Guo Li, Dou Yuyang, Yang Yifei, Zhang Shiqi, Kang Yihao, Shen Lulu, Tang Lihua, Zhang Yaodong, Li Changxian, Wang Jun, Liang Tingming, Li Xiangcheng
Department of Bioinformatics, Smart Health Big Data Analysis and Location Services Engineering Lab of Jiangsu Province, School of Geographic and Biologic Information, Nanjing University of Posts and Telecommunications, Nanjing 210023, China.
Department of Biology, Brandeis University, Waltham, MA, USA.
Comput Struct Biotechnol J. 2021 Oct 14;19:5722-5734. doi: 10.1016/j.csbj.2021.10.014. eCollection 2021.
Cholangiocarcinomas (CCAs) are tumors that arise from the cholangiocytes. Although some genes have been shown with important roles in pathological process, interactions or cross-talks among different RNAs are important to understand the detailed molecular mechanisms in cancer development, especially discussing cross-talks among isomiRs and other RNAs. Herein, to characterize crucial genes in CCA, the protein expression profile was performed to survey potential crucial mRNAs and related non-coding RNAs (ncRNAs) in mRNA-ncRNA network, mainly including miRNAs/isomiRs and lncRNAs. Deregulated mRNAs were firstly obtained if consistent expression patterns were found at protein and mRNA levels, and related miRNAs/isomiRs were screened according to regulatory relationships. Diverse isomiRs from a given miRNA locus also contributed to interactions between the small RNAs and target mRNAs, and miRNAs were further used to survey related lncRNAs to expand the interactions. Thus, several groups of RNAs were constructed as candidate competitive endogenous RNA (ceRNA) networks. Finally, we found that RAB11FIP1:miR-101-3p:MIR3142HG may be a potential ceRNA network, and the interactions among them may be more complex due to variety of isomiRs. Simultaneously, RAB11FIP1 and miR-194-5p were also detected other related lncRNAs (FBXL19-AS1, SNHG1 and PVT1) that may be crucial in coding-non-coding RNA regulatory network. Our results show that diverse isomiRs with sequence and expression heterogeneities contribute to ceRNA regulatory network that may have crucial roles in CCA, which will expand our understanding of interactions among diverse RNAs and their contributions in cancer development.

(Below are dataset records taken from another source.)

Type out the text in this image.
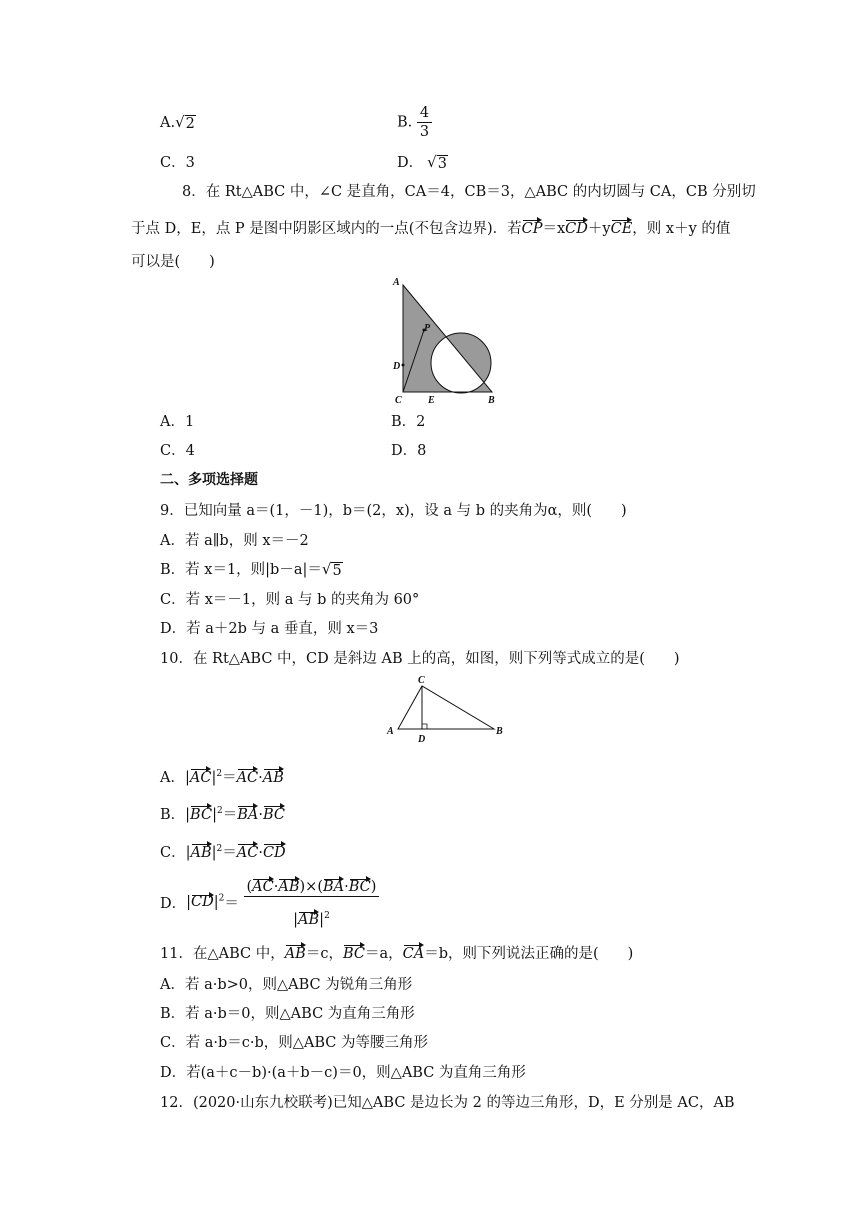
A. √ 2	B. $\frac{4}{3}$
C．3	D． √ 3
8．在 Rt△ABC 中，∠C 是直角，CA＝4，CB＝3，△ABC 的内切圆与 CA，CB 分别切
于点 D，E，点 P 是图中阴影区域内的一点(不包含边界)．若CP＝xCD＋yCE，则 x＋y 的值
可以是(　　)
A
P
D
C	E	B
A．1	B．2
C．4	D．8
二、多项选择题
9．已知向量 a＝(1，－1)，b＝(2，x)，设 a 与 b 的夹角为α，则(　　)
A．若 a∥b，则 x＝－2
B．若 x＝1，则|b－a|＝ √ 5
C．若 x＝－1，则 a 与 b 的夹角为 60°
D．若 a＋2b 与 a 垂直，则 x＝3
10．在 Rt△ABC 中，CD 是斜边 AB 上的高，如图，则下列等式成立的是(　　)
C
A
D
B
A．$|AC|^2=AC\cdot AB$
B．$|BC|^2=BA\cdot BC$
C．$|AB|^2=AC\cdot CD$
D．$|CD|^2= \frac{(AC\cdot AB)\times(BA\cdot BC)}{|AB|^2}$
11．在△ABC 中，AB＝c，BC＝a，CA＝b，则下列说法正确的是(　　)
A．若 a·b>0，则△ABC 为锐角三角形
B．若 a·b＝0，则△ABC 为直角三角形
C．若 a·b＝c·b，则△ABC 为等腰三角形
D．若(a＋c－b)·(a＋b－c)＝0，则△ABC 为直角三角形
12．(2020·山东九校联考)已知△ABC 是边长为 2 的等边三角形，D，E 分别是 AC，AB
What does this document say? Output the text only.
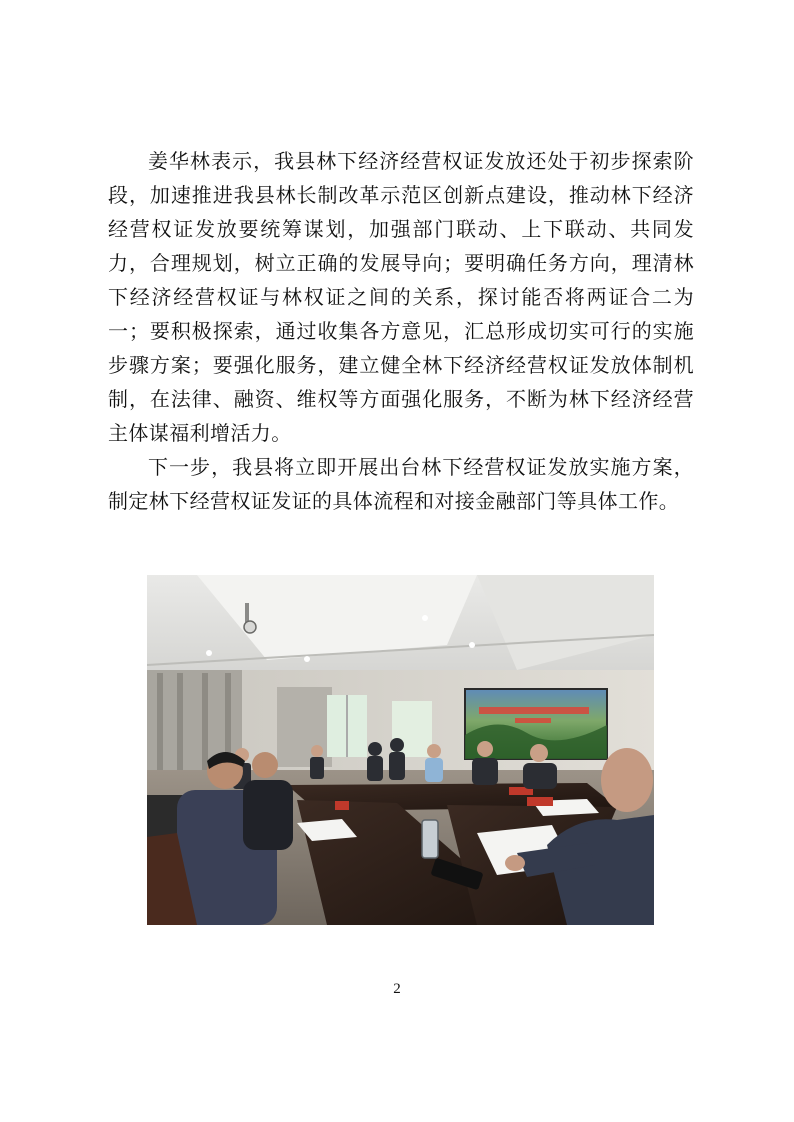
姜华林表示，我县林下经济经营权证发放还处于初步探索阶段，加速推进我县林长制改革示范区创新点建设，推动林下经济经营权证发放要统筹谋划，加强部门联动、上下联动、共同发力，合理规划，树立正确的发展导向；要明确任务方向，理清林下经济经营权证与林权证之间的关系，探讨能否将两证合二为一；要积极探索，通过收集各方意见，汇总形成切实可行的实施步骤方案；要强化服务，建立健全林下经济经营权证发放体制机制，在法律、融资、维权等方面强化服务，不断为林下经济经营主体谋福利增活力。

下一步，我县将立即开展出台林下经营权证发放实施方案，制定林下经营权证发证的具体流程和对接金融部门等具体工作。

2
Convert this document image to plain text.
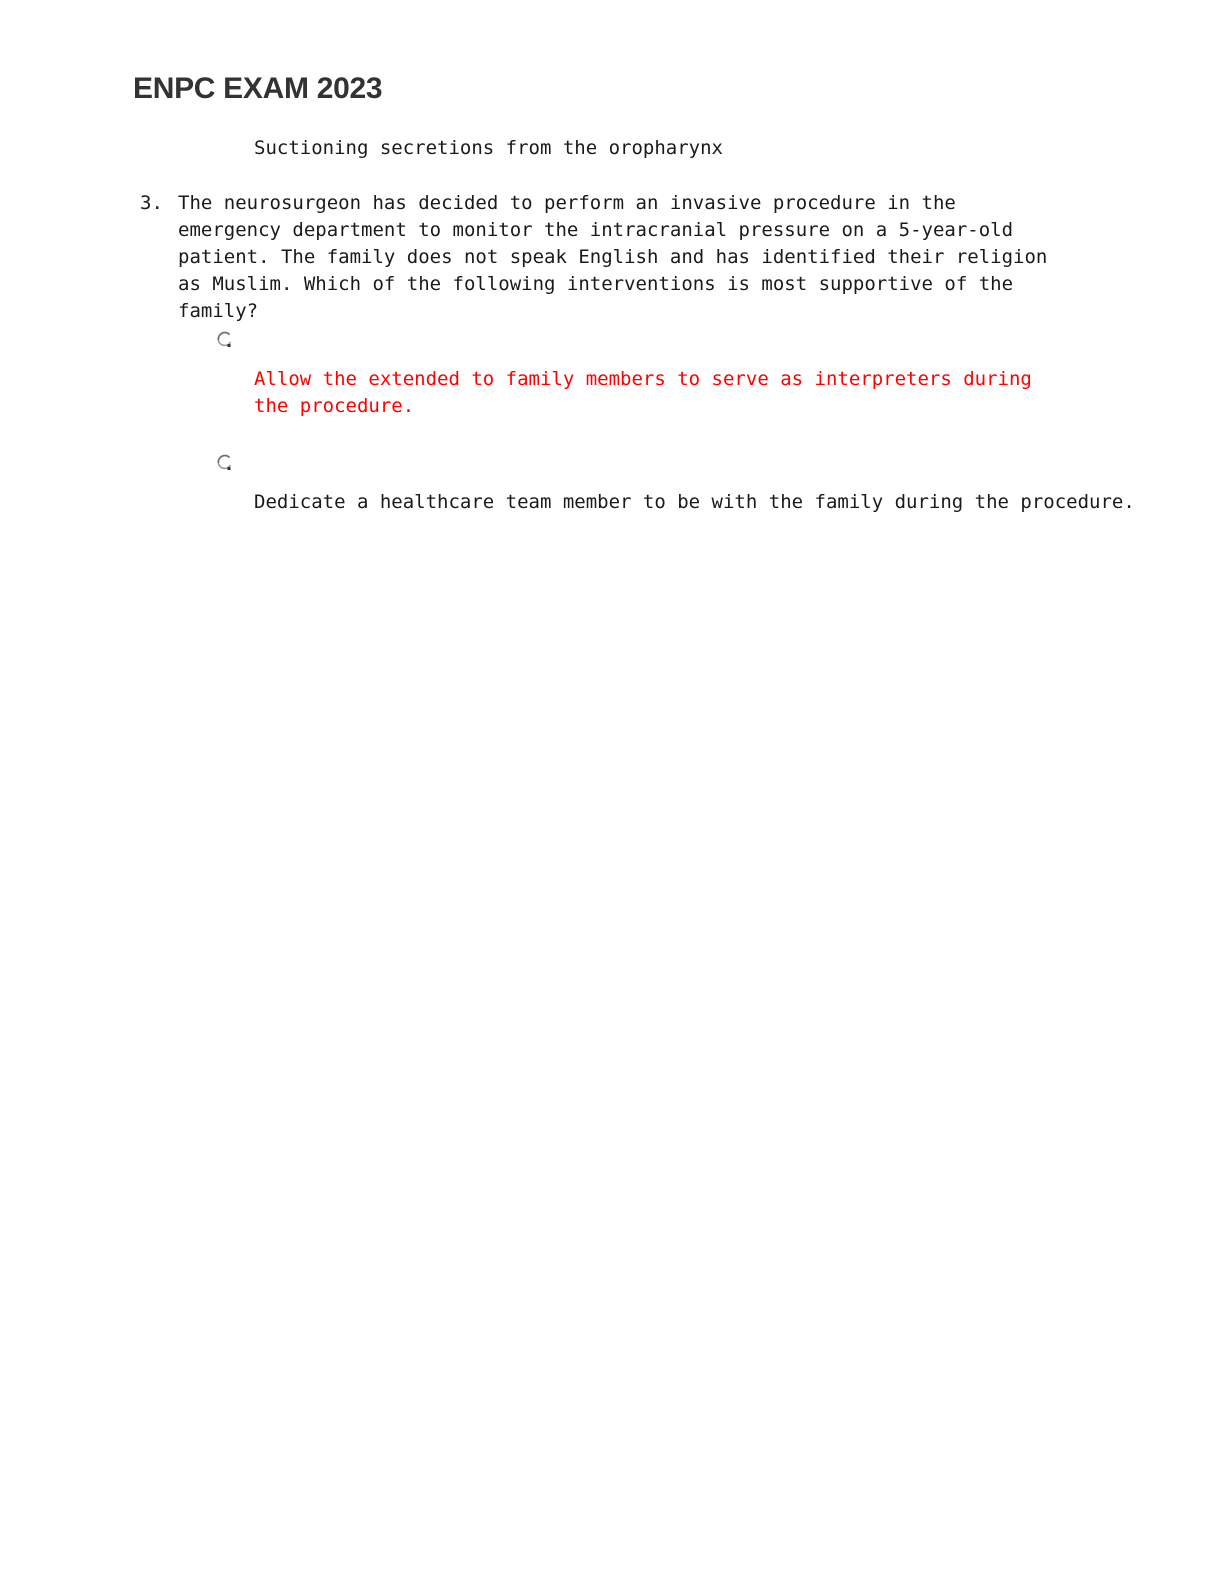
ENPC EXAM 2023
Suctioning secretions from the oropharynx
3. The neurosurgeon has decided to perform an invasive procedure in the emergency department to monitor the intracranial pressure on a 5-year-old patient. The family does not speak English and has identified their religion as Muslim. Which of the following interventions is most supportive of the family?

Allow the extended to family members to serve as interpreters during the procedure.

Dedicate a healthcare team member to be with the family during the procedure.
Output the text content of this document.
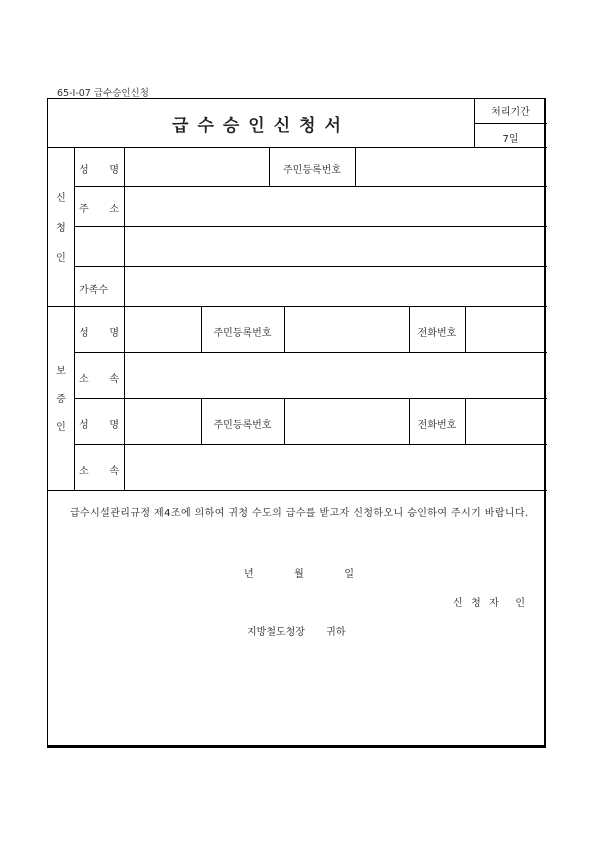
65-Ⅰ-07 급수승인신청
급수승인신청서
처리기간
7일
신
청
인
성 명	주민등록번호
주 소
가족수
보
증
인
성 명	주민등록번호	전화번호
소 속
성 명	주민등록번호	전화번호
소 속
급수시설관리규정 제4조에 의하여 귀청 수도의 급수를 받고자 신청하오니 승인하여 주시기 바랍니다.
년	월	일
신 청 자 인
지방철도청장 귀하
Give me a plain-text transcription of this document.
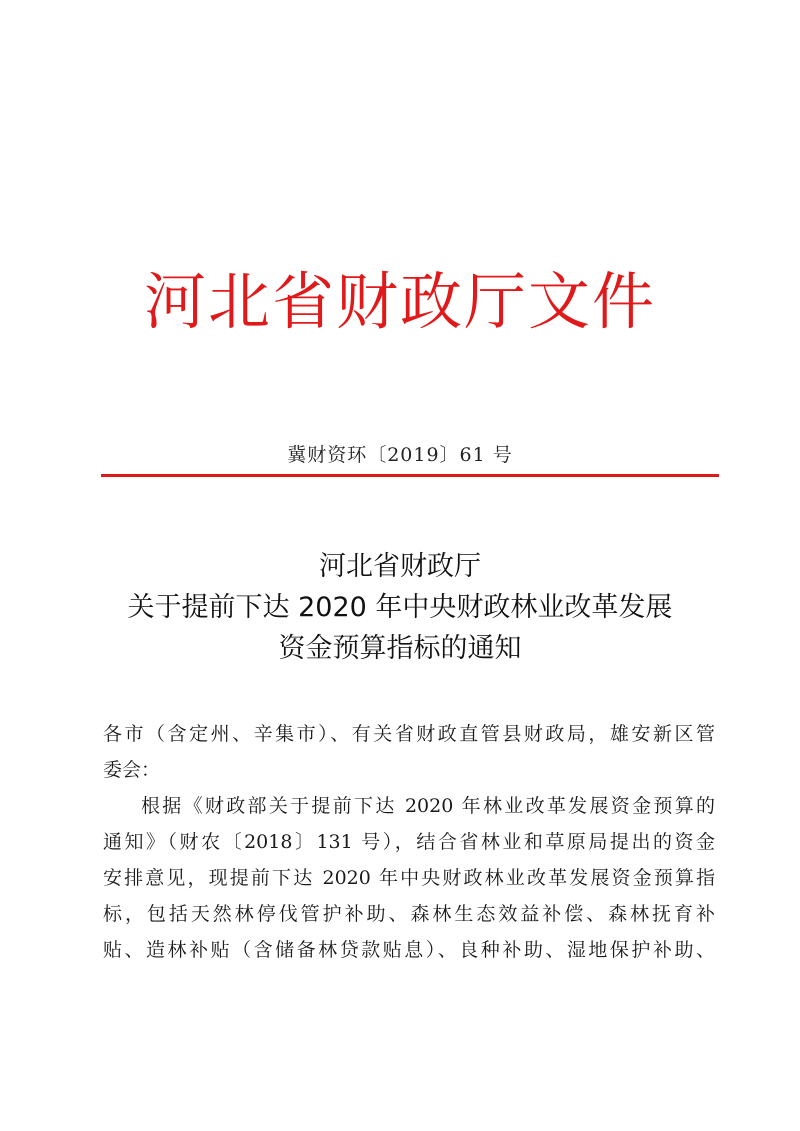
河北省财政厅文件
冀财资环〔2019〕61 号
河北省财政厅
关于提前下达 2020 年中央财政林业改革发展
资金预算指标的通知
各市（含定州、辛集市）、有关省财政直管县财政局，雄安新区管
委会：
根据《财政部关于提前下达 2020 年林业改革发展资金预算的
通知》（财农〔2018〕131 号），结合省林业和草原局提出的资金
安排意见，现提前下达 2020 年中央财政林业改革发展资金预算指
标，包括天然林停伐管护补助、森林生态效益补偿、森林抚育补
贴、造林补贴（含储备林贷款贴息）、良种补助、湿地保护补助、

胆管癌(CCAs)是起源于胆管上皮细胞的肿瘤。尽管一些基因已被证明在病理过程中发挥重要作用,但不同RNA之间的相互作用或串扰对于理解癌症发生发展的详细分子机制至关重要,尤其是探讨异源微小RNA(isomiRs)与其他RNA之间的串扰。在此,为了鉴定胆管癌中的关键基因,我们进行了蛋白质表达谱分析,以在mRNA-非编码RNA网络中探寻潜在的关键mRNA和相关非编码RNA(ncRNAs),主要包括微小RNA/异源微小RNA(miRNAs/isomiRs)和长链非编码RNA(lncRNAs)。如果在蛋白质和mRNA水平发现一致的表达模式,则首先获得失调的mRNA,并根据调控关系筛选相关的微小RNA/异源微小RNA(miRNAs/isomiRs)。来自给定微小RNA位点的多种异源微小RNA(isomiRs)也有助于小RNA与靶mRNA之间的相互作用,并且进一步利用微小RNA(miRNAs)探寻相关的长链非编码RNA(lncRNAs)以扩展相互作用。因此,构建了几组RNA作为候选竞争性内源性RNA(ceRNA)网络。最后,我们发现RAB11FIP1:miR-101-3p:MIR3142HG可能是一个潜在的ceRNA网络,并且由于多种异源微小RNA(isomiRs)的存在,它们之间的相互作用可能更为复杂。同时,还检测到RAB11FIP1和miR-194-5p与其他可能在编码-非编码RNA调控网络中起关键作用的相关长链非编码RNA(FBXL19-AS1、SNHG1和PVT1)。我们的结果表明,具有序列和表达异质性的多种异源微小RNA(isomiRs)有助于ceRNA调控网络,该网络可能在胆管癌中起关键作用,这将扩展我们对不同RNA之间相互作用及其在癌症发生发展中作用的理解。